Ha! The semester is over for me, as of… ten minutes ago. One word I would use to describe it? Ugh. Academically I’m doing good, but still, sometimes a semester is just kinda lame, then again, it might have something to do with Ph.D. applications and personal circumstances going to hell. Anyways, I’m done. Woo hoo!
Now for Christmas break, I’m planning on reading these books:
For the Life of the World by Alexander Schmemann
The Violence of Love: The Pastoral Wisdom of Archbishop Oscar Romero Translated by James R. Brockman, S.J.
Romero: A Life by James R. Brockman
State of Exception by Giorgio Agamben, trans. by Kevin Attell
Political Theology: Four Chapters on the Concept of Sovereignty by Carl Schmitt, trans. by George Schwab
The Body in Pain: The Making and Unmaking of the World by Elaine Scarry
Eschatology and Hope by Anthony Kelly
Christian Critics: Religion and the Impasse in Modern American Social Thought by Eugene McCarraher
Any suggestions?

I suggest:
Charles Taylor, A Secular Age
D. Stephen Long, Divine Economy
John Zizioulas, Communion and Otherness
I’d agree with Halden on Zizioulas’ new volume, but I’d add some Wendell Berry fiction to the mix.
I’m never one to think of fiction.
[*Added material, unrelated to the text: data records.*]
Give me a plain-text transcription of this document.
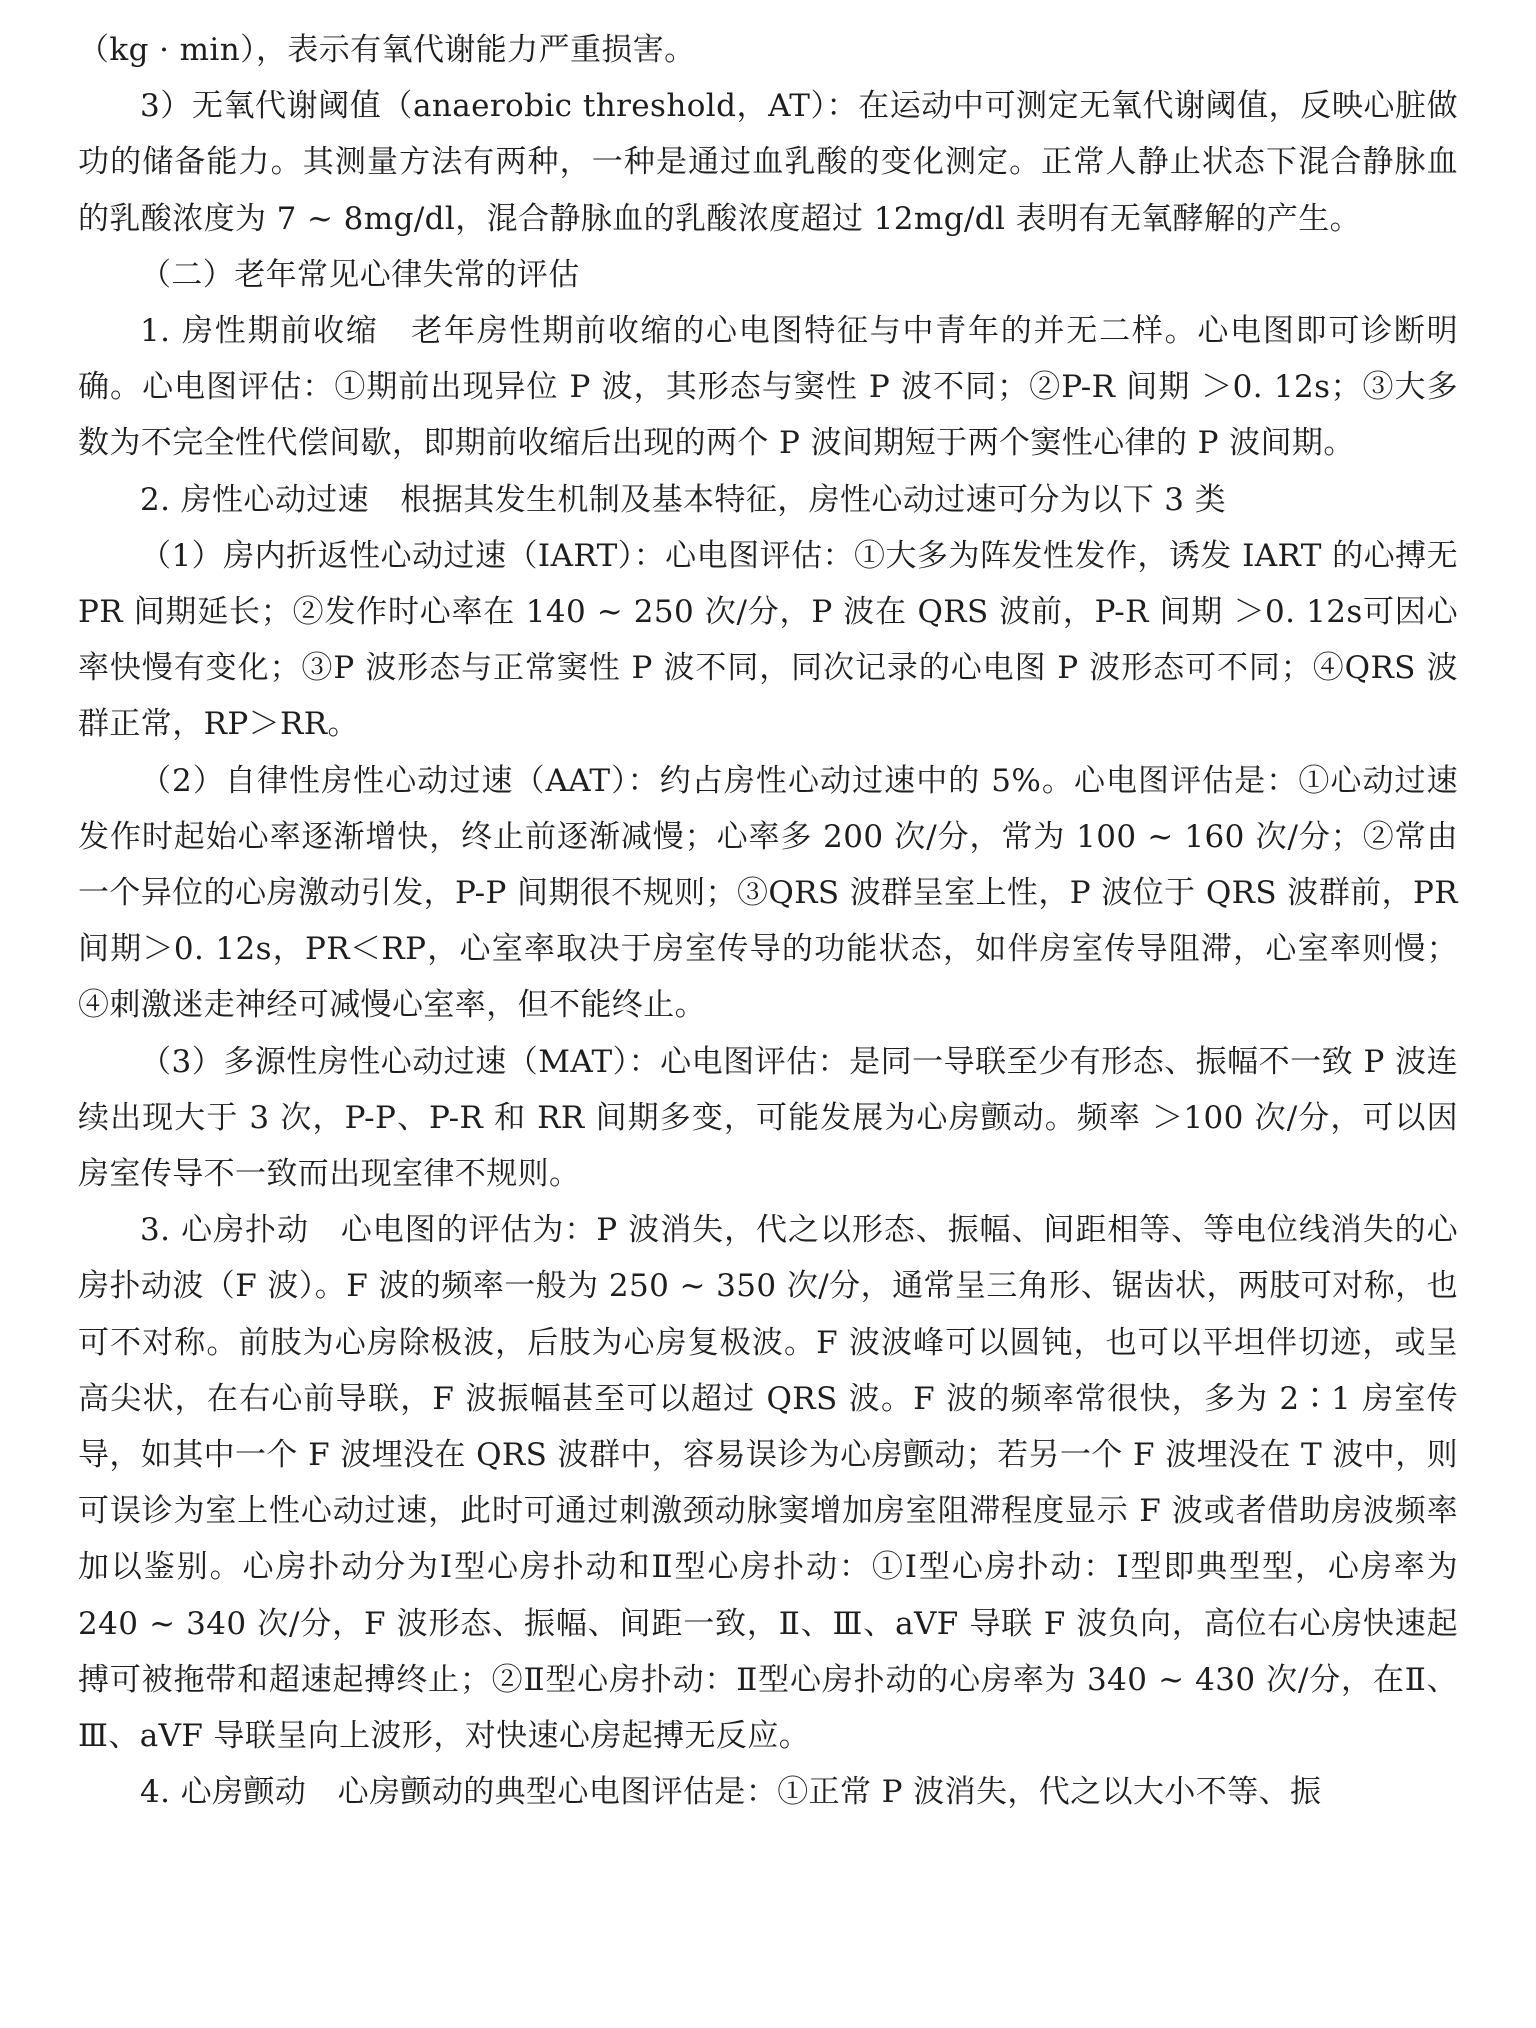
（kg · min），表示有氧代谢能力严重损害。

3）无氧代谢阈值（anaerobic threshold，AT）：在运动中可测定无氧代谢阈值，反映心脏做功的储备能力。其测量方法有两种，一种是通过血乳酸的变化测定。正常人静止状态下混合静脉血的乳酸浓度为 7 ~ 8mg/dl，混合静脉血的乳酸浓度超过 12mg/dl 表明有无氧酵解的产生。

（二）老年常见心律失常的评估

1. 房性期前收缩　老年房性期前收缩的心电图特征与中青年的并无二样。心电图即可诊断明确。心电图评估：①期前出现异位 P 波，其形态与窦性 P 波不同；②P-R 间期 ＞0. 12s；③大多数为不完全性代偿间歇，即期前收缩后出现的两个 P 波间期短于两个窦性心律的 P 波间期。

2. 房性心动过速　根据其发生机制及基本特征，房性心动过速可分为以下 3 类

（1）房内折返性心动过速（IART）：心电图评估：①大多为阵发性发作，诱发 IART 的心搏无 PR 间期延长；②发作时心率在 140 ~ 250 次/分，P 波在 QRS 波前，P-R 间期 ＞0. 12s可因心率快慢有变化；③P 波形态与正常窦性 P 波不同，同次记录的心电图 P 波形态可不同；④QRS 波群正常，RP＞RR。

（2）自律性房性心动过速（AAT）：约占房性心动过速中的 5%。心电图评估是：①心动过速发作时起始心率逐渐增快，终止前逐渐减慢；心率多 200 次/分，常为 100 ~ 160 次/分；②常由一个异位的心房激动引发，P-P 间期很不规则；③QRS 波群呈室上性，P 波位于 QRS 波群前，PR 间期＞0. 12s，PR＜RP，心室率取决于房室传导的功能状态，如伴房室传导阻滞，心室率则慢；④刺激迷走神经可减慢心室率，但不能终止。

（3）多源性房性心动过速（MAT）：心电图评估：是同一导联至少有形态、振幅不一致 P 波连续出现大于 3 次，P-P、P-R 和 RR 间期多变，可能发展为心房颤动。频率 ＞100 次/分，可以因房室传导不一致而出现室律不规则。

3. 心房扑动　心电图的评估为：P 波消失，代之以形态、振幅、间距相等、等电位线消失的心房扑动波（F 波）。F 波的频率一般为 250 ~ 350 次/分，通常呈三角形、锯齿状，两肢可对称，也可不对称。前肢为心房除极波，后肢为心房复极波。F 波波峰可以圆钝，也可以平坦伴切迹，或呈高尖状，在右心前导联，F 波振幅甚至可以超过 QRS 波。F 波的频率常很快，多为 2∶1 房室传导，如其中一个 F 波埋没在 QRS 波群中，容易误诊为心房颤动；若另一个 F 波埋没在 T 波中，则可误诊为室上性心动过速，此时可通过刺激颈动脉窦增加房室阻滞程度显示 F 波或者借助房波频率加以鉴别。心房扑动分为Ⅰ型心房扑动和Ⅱ型心房扑动：①Ⅰ型心房扑动：Ⅰ型即典型型，心房率为 240 ~ 340 次/分，F 波形态、振幅、间距一致，Ⅱ、Ⅲ、aVF 导联 F 波负向，高位右心房快速起搏可被拖带和超速起搏终止；②Ⅱ型心房扑动：Ⅱ型心房扑动的心房率为 340 ~ 430 次/分，在Ⅱ、Ⅲ、aVF 导联呈向上波形，对快速心房起搏无反应。

4. 心房颤动　心房颤动的典型心电图评估是：①正常 P 波消失，代之以大小不等、振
It’s one of the (many) big holes in my reading and education and all around humanity.
Alas Halden, I left Long’s book back in NYC. However the other two I might be able to pick up in portland in a few weeks time?
As for narratives, I’m not sure as to what, but a good story sounds very good right now.
I’m about 400 pages into Dostoevsky’s “The Brothers Karamazov”, and it’s FANTASTIC! Umberto Eco’s “The Name of the Rose” is also very good and definitely worh reading. Ummm…Elie Weisel’s “Night” doesn’t count as fiction, though it is narrative…and haunting…definitely a worthwhile read, especially in light of Volf’s engagement in “Exclusion and Embrace”.